Relações Públicas é em sua essência a prática dos relacionamentos entre diversos grupos, nas diferentes esferas da sociedade: cultural, econômico, político, social, mercadológico. No entanto, fazer uso de meios, que vão além da simples aplicação de técnicas mecanicistas, pressupõe a adesão de uma perspectiva democrática, em que, efetivamente, todos possam participar.
Danilo Marinho é pernambucano, estudante de Relações Públicas e músico.
Interessante a interface música/relações públicas, nunca li trabalhos sobre essa temática. Interessante também o fato de que a semiótica peirceana, mesmo inserindo-se no campo mais abrangente da filosofia do conhecimento (do que da filosofia da comunicação), traz uma estrutura teórica que abrange a comunicação também pelo viés social, não apenas cognitivo.
ResponderExcluirConfesso que sou fã da semiótica e quando percebi que existe essa interface entre a música/RP/semiótica, tentei pesquisar mais sobre o tema até formular essa questão como a musicalidade sendo mediadora dos relacionametos. Que bom que gostou Stéphane. Existe muito mais coisas a serem descobertas dentro da filosofia da comunicação que a semiótica pode nos ajudar a descobrir...Esse viés social é apenas uma parte.
ResponderExcluirP.S. Aceito sugestão para nova postagem...rsrss
Beijo
Dann
A filosofia da comunicação é um campo realmente amplo e fascinante!. As interfaces são formuladas pelos pesquisadores, algumas são mais facilmente mapeadas que outras.
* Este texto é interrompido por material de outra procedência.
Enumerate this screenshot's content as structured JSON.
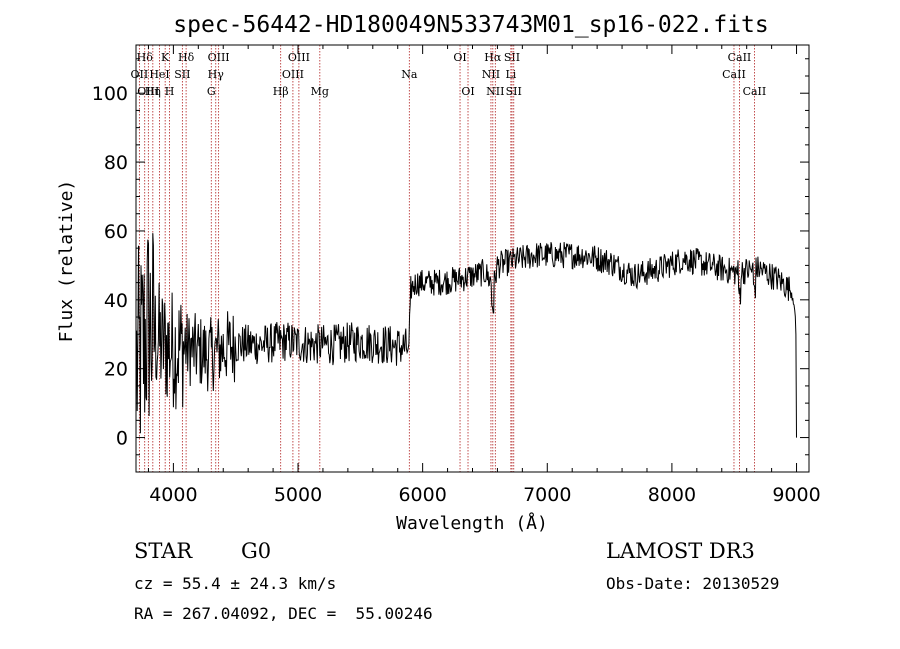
{
  "chart_data": {
    "type": "line",
    "title": "spec-56442-HD180049N533743M01_sp16-022.fits",
    "xlabel": "Wavelength (Å)",
    "ylabel": "Flux (relative)",
    "xlim": [
      3700,
      9100
    ],
    "ylim": [
      -10,
      114
    ],
    "x_ticks": [
      4000,
      5000,
      6000,
      7000,
      8000,
      9000
    ],
    "x_tick_labels": [
      "4000",
      "5000",
      "6000",
      "7000",
      "8000",
      "9000"
    ],
    "y_ticks": [
      0,
      20,
      40,
      60,
      80,
      100
    ],
    "y_tick_labels": [
      "0",
      "20",
      "40",
      "60",
      "80",
      "100"
    ],
    "spectrum_anchors": {
      "x": [
        3700,
        3750,
        3800,
        3850,
        3900,
        4000,
        4100,
        4200,
        4300,
        4400,
        4500,
        4700,
        4900,
        5100,
        5300,
        5500,
        5700,
        5880,
        5900,
        5950,
        6100,
        6300,
        6500,
        6570,
        6600,
        6700,
        6900,
        7100,
        7300,
        7500,
        7700,
        7900,
        8100,
        8300,
        8500,
        8700,
        8850,
        8950,
        8980,
        8995,
        9000
      ],
      "y": [
        20,
        25,
        33,
        30,
        27,
        26,
        26,
        25,
        24,
        26,
        27,
        27,
        28,
        27,
        27,
        28,
        27,
        26,
        43,
        45,
        45,
        46,
        48,
        44,
        50,
        51,
        53,
        53,
        53,
        51,
        47,
        49,
        52,
        50,
        48,
        49,
        46,
        43,
        40,
        30,
        0
      ]
    },
    "spectral_lines": [
      {
        "name": "Hδ",
        "x": 3770,
        "row": 0
      },
      {
        "name": "K",
        "x": 3934,
        "row": 0
      },
      {
        "name": "Hδ",
        "x": 4102,
        "row": 0
      },
      {
        "name": "OIII",
        "x": 4363,
        "row": 0
      },
      {
        "name": "OIII",
        "x": 5007,
        "row": 0
      },
      {
        "name": "OI",
        "x": 6300,
        "row": 0
      },
      {
        "name": "Hα",
        "x": 6563,
        "row": 0
      },
      {
        "name": "SII",
        "x": 6717,
        "row": 0
      },
      {
        "name": "CaII",
        "x": 8542,
        "row": 0
      },
      {
        "name": "OII",
        "x": 3727,
        "row": 1
      },
      {
        "name": "HeI",
        "x": 3889,
        "row": 1
      },
      {
        "name": "SII",
        "x": 4072,
        "row": 1
      },
      {
        "name": "Hγ",
        "x": 4340,
        "row": 1
      },
      {
        "name": "OIII",
        "x": 4959,
        "row": 1
      },
      {
        "name": "Na",
        "x": 5893,
        "row": 1
      },
      {
        "name": "NII",
        "x": 6548,
        "row": 1
      },
      {
        "name": "Li",
        "x": 6708,
        "row": 1
      },
      {
        "name": "CaII",
        "x": 8498,
        "row": 1
      },
      {
        "name": "OIII",
        "x": 3799,
        "row": 2
      },
      {
        "name": "Hη",
        "x": 3835,
        "row": 2
      },
      {
        "name": "H",
        "x": 3969,
        "row": 2
      },
      {
        "name": "G",
        "x": 4304,
        "row": 2
      },
      {
        "name": "Hβ",
        "x": 4861,
        "row": 2
      },
      {
        "name": "Mg",
        "x": 5175,
        "row": 2
      },
      {
        "name": "OI",
        "x": 6364,
        "row": 2
      },
      {
        "name": "NII",
        "x": 6583,
        "row": 2
      },
      {
        "name": "SII",
        "x": 6731,
        "row": 2
      },
      {
        "name": "CaII",
        "x": 8662,
        "row": 2
      }
    ],
    "grid": false,
    "legend": "none"
  },
  "footer": {
    "object_class": "STAR",
    "subclass": "G0",
    "survey": "LAMOST DR3",
    "redshift": "cz = 55.4 ± 24.3 km/s",
    "obs_date": "Obs-Date: 20130529",
    "coords": "RA = 267.04092, DEC =  55.00246"
  },
  "colors": {
    "spectrum": "#000000",
    "line_marker": "#b22222",
    "axes": "#000000"
  }
}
A semiótica peirceana é muito interessante, adiantando conceitos a nós indispensáveis com a criação e avanço das TICs, por exemplo. O conceito extremamente geral de signo, abstraindo em certo sentido a noção de consciência (não se atendo apenas à noção de signo mental), é muito inovador se pensarmos no contexto do lógico americano...Foi um trabalho colossal, mas parece que pouco aproveitado ainda. Tu podes explorar o próprio conceito de musicalidade. Podes trabalhar com a operacionalidade dos signos musicais dentro de um discurso de RP (tens que ver por qual perspectiva!). Há um céu de possibilidades, o instigante é mapeá-las! São apenas ideias..
ResponderExcluirQue tal se tomássemos um café para discutir essas ideias?? Assim, quem sabe podemos dar início as discussões sobre linguagem e afins...Pedindo permissão para te plagiar: "São apenas ideias..."
ResponderExcluirBeijo
Dann
Café é sempre bom! Quanto ao plágio, a lei dos direitos autorais está super rigorosa!